At least 250 traders have applied for import licences to bring in maize under the duty-free window that is set to start this week for the next seven months.
The traders who are seeking to cash in on the waiver issued by the government have outnumbered registered millers by far raising concern that the exercise could be taken over by cartels.
It is only 22 millers who have applied to import the duty free maize. Millers now want the government to prioritise them in order to ensure that the low import prices are passed on to consumers.
They say this will ensure that the processors do not miss out on allocation.
“The priority should go to millers before anyone else is allocated. We are the ones doing the processing,” Rajan Shah, chief executive at Capwell Industries told the Business Daily.

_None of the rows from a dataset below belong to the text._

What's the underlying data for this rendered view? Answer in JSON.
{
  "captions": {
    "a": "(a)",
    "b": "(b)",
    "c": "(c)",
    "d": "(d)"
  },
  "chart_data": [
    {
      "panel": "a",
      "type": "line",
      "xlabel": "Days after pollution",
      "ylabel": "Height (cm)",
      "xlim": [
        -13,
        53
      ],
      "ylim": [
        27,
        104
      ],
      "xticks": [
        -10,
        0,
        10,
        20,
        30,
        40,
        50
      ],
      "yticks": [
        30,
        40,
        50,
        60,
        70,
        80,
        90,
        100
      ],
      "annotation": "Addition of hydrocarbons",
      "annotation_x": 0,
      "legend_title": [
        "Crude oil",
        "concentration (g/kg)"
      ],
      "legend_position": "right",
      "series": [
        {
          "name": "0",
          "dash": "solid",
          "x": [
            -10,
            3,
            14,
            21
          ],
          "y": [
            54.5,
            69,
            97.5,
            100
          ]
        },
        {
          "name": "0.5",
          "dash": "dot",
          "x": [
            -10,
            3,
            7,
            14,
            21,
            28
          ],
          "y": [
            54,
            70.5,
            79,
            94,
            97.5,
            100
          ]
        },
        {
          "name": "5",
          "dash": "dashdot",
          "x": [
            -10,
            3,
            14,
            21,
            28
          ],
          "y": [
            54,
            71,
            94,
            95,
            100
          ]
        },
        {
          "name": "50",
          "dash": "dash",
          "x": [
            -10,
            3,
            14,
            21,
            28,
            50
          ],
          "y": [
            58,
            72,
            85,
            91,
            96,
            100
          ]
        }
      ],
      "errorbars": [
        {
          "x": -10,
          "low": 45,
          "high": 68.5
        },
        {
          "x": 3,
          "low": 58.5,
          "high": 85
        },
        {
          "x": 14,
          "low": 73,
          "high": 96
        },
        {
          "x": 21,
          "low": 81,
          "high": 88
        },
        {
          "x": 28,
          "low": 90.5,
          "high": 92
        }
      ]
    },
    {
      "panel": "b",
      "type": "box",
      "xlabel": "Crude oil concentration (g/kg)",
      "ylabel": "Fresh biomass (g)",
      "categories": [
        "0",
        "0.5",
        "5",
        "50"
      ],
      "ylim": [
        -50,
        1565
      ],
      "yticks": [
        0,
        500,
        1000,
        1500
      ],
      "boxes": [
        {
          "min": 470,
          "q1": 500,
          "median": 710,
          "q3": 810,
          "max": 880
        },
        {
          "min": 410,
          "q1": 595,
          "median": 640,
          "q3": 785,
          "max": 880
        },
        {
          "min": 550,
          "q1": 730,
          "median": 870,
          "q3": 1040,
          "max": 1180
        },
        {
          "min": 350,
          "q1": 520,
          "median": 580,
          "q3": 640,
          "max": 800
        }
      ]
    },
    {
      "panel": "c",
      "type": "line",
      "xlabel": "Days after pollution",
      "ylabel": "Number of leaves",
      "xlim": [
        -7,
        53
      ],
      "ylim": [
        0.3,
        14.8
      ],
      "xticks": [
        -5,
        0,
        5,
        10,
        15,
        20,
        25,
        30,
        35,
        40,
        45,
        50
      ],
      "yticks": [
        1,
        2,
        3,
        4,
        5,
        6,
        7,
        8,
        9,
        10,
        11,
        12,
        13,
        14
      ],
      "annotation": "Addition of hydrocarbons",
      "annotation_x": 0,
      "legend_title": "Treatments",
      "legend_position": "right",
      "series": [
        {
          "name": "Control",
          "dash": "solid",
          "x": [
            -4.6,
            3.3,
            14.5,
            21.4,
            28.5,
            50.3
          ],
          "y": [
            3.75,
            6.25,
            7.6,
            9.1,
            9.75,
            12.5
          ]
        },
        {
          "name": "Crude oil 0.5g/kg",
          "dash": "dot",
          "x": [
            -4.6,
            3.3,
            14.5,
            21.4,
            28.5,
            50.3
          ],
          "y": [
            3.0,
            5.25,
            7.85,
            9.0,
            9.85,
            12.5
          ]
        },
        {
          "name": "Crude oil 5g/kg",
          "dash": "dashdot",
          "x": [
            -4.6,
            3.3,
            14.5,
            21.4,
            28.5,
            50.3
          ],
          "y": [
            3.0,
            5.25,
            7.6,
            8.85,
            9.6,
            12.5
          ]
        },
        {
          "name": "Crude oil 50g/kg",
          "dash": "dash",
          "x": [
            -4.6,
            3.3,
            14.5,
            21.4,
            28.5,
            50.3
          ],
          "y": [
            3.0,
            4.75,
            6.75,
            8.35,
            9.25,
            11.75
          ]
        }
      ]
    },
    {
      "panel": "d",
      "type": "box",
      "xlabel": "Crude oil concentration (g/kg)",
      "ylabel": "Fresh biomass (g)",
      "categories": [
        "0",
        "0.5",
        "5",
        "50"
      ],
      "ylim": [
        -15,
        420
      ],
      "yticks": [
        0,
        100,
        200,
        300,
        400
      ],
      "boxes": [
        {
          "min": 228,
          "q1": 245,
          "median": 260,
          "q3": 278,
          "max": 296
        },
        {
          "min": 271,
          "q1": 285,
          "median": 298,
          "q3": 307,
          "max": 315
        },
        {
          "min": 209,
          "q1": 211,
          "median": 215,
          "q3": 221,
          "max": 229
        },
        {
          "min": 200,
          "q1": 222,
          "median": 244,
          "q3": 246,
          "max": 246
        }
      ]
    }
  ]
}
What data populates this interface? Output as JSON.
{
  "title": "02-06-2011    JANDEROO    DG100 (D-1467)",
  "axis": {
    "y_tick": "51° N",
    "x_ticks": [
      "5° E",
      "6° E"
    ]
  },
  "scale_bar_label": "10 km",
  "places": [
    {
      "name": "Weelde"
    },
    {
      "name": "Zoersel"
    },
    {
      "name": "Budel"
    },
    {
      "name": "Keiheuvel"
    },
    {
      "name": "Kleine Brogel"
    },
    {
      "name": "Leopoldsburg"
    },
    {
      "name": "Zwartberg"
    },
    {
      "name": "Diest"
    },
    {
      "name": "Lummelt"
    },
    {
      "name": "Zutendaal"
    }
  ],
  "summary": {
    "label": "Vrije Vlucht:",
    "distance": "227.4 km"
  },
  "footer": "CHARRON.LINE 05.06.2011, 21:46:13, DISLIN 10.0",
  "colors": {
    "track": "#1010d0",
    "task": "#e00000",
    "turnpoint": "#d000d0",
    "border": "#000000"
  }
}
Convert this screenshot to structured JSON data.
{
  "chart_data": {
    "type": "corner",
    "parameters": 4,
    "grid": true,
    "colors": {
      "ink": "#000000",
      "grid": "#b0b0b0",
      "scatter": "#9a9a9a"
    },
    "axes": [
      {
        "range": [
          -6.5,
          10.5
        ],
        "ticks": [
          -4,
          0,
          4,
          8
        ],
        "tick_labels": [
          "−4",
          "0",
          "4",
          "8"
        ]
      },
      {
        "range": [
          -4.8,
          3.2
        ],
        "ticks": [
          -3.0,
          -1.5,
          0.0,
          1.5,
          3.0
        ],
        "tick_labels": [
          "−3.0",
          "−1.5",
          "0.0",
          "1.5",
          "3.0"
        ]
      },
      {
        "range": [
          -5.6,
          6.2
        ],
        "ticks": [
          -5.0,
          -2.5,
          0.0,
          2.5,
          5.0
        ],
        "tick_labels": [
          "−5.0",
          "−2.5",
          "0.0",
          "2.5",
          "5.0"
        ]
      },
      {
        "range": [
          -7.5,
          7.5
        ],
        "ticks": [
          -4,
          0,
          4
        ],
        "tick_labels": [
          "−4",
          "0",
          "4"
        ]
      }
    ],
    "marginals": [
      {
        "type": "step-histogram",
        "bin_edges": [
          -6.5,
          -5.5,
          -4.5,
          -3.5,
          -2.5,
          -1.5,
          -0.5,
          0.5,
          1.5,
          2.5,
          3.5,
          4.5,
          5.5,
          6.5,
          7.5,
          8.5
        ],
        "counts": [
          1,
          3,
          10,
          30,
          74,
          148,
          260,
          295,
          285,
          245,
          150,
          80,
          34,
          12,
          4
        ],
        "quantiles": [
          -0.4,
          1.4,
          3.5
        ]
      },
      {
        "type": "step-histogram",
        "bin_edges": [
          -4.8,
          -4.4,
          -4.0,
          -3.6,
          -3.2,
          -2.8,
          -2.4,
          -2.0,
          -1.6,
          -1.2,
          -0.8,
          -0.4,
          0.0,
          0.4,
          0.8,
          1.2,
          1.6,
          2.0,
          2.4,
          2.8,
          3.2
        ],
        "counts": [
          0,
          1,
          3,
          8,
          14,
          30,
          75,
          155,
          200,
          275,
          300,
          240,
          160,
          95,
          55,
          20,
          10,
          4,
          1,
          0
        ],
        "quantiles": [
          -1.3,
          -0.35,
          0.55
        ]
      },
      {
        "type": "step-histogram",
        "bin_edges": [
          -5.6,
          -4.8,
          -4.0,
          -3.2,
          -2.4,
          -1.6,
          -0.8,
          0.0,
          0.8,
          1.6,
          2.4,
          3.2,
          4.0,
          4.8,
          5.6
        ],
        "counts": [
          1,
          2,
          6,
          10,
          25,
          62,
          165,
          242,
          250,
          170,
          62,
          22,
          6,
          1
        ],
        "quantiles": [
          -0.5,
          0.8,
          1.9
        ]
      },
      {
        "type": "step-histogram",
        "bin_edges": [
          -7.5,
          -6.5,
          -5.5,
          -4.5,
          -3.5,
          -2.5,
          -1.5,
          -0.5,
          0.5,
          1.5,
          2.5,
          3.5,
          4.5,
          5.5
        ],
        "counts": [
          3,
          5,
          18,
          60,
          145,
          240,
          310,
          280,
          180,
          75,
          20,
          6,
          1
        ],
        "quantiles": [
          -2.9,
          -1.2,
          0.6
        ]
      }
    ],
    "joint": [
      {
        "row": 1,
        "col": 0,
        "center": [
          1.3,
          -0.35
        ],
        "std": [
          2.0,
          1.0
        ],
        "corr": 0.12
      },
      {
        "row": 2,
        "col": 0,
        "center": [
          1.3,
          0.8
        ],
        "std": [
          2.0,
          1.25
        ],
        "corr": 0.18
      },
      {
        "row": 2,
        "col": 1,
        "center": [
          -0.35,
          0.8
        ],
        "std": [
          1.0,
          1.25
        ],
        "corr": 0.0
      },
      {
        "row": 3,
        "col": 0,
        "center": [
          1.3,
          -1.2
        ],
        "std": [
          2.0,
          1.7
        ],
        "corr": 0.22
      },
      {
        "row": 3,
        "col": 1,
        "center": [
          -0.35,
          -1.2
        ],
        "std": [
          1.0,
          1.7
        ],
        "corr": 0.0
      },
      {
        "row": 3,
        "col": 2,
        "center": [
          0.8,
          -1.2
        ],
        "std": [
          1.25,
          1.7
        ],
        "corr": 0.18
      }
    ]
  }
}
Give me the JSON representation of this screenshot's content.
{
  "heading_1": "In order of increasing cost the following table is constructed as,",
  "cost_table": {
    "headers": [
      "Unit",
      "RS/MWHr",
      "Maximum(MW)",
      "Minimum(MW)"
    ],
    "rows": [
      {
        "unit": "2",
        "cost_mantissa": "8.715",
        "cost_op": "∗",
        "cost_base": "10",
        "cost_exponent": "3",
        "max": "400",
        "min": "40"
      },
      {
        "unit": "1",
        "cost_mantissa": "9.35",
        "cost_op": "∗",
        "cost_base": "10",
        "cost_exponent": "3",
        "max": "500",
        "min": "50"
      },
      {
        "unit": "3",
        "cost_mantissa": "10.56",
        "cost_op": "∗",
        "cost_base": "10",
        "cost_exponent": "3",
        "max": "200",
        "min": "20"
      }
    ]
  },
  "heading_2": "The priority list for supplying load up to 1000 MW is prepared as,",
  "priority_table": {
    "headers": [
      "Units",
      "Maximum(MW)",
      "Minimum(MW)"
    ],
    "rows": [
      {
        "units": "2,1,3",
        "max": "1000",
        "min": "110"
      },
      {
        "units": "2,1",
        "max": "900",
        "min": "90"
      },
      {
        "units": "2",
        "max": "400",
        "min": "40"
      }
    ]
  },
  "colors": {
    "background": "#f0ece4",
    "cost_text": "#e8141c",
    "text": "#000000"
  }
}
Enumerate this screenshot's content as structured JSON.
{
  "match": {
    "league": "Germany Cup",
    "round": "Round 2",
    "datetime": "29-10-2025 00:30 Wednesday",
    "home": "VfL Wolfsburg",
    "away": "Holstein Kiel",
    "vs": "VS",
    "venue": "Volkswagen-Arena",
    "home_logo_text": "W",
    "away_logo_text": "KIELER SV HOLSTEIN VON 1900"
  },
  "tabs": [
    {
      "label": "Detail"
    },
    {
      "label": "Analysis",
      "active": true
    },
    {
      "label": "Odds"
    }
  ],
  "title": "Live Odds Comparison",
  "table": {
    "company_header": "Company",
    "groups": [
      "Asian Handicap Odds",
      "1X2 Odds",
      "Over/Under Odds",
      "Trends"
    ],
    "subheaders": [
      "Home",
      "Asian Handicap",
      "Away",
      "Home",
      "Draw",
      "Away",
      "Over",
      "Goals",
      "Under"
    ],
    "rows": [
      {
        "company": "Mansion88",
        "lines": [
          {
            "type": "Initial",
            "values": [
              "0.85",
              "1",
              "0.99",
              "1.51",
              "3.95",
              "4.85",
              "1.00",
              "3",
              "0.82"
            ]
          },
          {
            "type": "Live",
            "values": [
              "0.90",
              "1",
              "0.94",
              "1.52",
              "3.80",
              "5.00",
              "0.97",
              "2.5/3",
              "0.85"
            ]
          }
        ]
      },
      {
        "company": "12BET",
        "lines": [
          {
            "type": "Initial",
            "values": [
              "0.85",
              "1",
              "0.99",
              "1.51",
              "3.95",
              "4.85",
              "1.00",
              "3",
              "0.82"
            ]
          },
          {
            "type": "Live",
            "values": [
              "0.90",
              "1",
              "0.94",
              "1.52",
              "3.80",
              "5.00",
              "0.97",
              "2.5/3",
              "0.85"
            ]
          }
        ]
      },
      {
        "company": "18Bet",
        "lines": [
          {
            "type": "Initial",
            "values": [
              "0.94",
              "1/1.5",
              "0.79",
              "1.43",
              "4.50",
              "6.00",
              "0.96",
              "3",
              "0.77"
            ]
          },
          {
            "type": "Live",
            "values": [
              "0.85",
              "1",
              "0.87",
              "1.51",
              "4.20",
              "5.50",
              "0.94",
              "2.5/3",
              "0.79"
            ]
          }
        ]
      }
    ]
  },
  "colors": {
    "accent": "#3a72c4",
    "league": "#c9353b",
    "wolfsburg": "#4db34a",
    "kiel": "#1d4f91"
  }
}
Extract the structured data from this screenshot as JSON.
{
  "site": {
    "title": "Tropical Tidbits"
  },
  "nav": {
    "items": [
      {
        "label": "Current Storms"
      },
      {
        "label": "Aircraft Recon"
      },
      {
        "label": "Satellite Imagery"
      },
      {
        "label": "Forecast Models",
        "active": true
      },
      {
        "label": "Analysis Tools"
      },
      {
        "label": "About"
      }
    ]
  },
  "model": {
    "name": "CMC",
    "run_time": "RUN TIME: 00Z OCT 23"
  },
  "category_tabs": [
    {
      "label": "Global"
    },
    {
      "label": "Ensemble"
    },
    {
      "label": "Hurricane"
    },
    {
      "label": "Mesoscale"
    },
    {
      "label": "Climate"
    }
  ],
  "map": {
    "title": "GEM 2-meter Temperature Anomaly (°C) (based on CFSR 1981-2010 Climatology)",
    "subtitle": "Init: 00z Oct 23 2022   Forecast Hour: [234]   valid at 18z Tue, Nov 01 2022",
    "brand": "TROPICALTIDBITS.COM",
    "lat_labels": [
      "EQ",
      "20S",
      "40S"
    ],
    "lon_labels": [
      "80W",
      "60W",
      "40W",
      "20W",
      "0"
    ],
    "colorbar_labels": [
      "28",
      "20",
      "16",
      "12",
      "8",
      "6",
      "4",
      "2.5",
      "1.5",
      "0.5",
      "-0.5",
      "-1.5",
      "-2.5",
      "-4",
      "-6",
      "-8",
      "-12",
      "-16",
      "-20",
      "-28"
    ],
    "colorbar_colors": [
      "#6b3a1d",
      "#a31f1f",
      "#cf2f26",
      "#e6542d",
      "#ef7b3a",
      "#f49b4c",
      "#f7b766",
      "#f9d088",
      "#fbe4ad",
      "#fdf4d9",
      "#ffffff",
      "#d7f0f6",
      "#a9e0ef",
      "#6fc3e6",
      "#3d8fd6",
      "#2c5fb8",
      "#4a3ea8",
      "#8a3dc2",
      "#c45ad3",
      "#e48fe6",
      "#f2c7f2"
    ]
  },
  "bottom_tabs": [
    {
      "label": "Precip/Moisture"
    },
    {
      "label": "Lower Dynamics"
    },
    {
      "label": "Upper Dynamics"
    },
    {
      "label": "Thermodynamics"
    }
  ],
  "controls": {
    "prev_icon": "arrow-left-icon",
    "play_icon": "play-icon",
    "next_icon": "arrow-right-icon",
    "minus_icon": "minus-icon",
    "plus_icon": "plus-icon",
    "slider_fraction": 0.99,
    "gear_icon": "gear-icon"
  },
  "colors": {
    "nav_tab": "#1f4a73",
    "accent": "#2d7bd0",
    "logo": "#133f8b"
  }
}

Faced with a challange of high food prices, the government has opened a window for the importation of at least 10 million bags of maize starting this week. The importation window which will run up to August just in time for the harvest season in the north rift food basket is expected to ease the runaway cost of flour that has remained high for the last couple of months with a two-kilo packet hitting Sh200.
Last week, President William Ruto promised that the price of unga will go down to Sh120 within the next six months.
“At the moment, we have reduced one packet from Sh230 to Sh180 and in the next six months it will be at Sh120. So, shut up so that we can show you how a government is run,” said Ruto while taking a swipe at the Azimio coaliation.
However, despite the president’s lofty promise it is feared that the duty free import window may not bring down maize prices if cartels are allowed to take charge of the process.
In 2009, the PNU government led by President Mwai Kibaki lifted a similar ban on the importation of maize by allowing capable businessmen to import the grain to supplement the local produce that was short of the minimum required to satisfy the local market.
Briefcase millers, existing only on paper, some of whom were defunct at the time when the scandal unfolded, were awarded large quantities of maize by the Strategic Grain Reserve. They accomplished this by inflating their milling per-hour capacity and having four Permanent Secretaries approve them.
Some of the maize imported by the businessmen was certified unfit for human consumption but was released into the market after directions of senior government officials.
These actions led to what is commonly known as the maize scandal. There are fears it could re occur if the duty free window is not handled well.
The government is however yet to issue guidelines on the importation, which will include the allocation of quotas.
“We are currently processing the application and we are going to issue the permits soon,” said Agriculture PS Harsama Kerrow.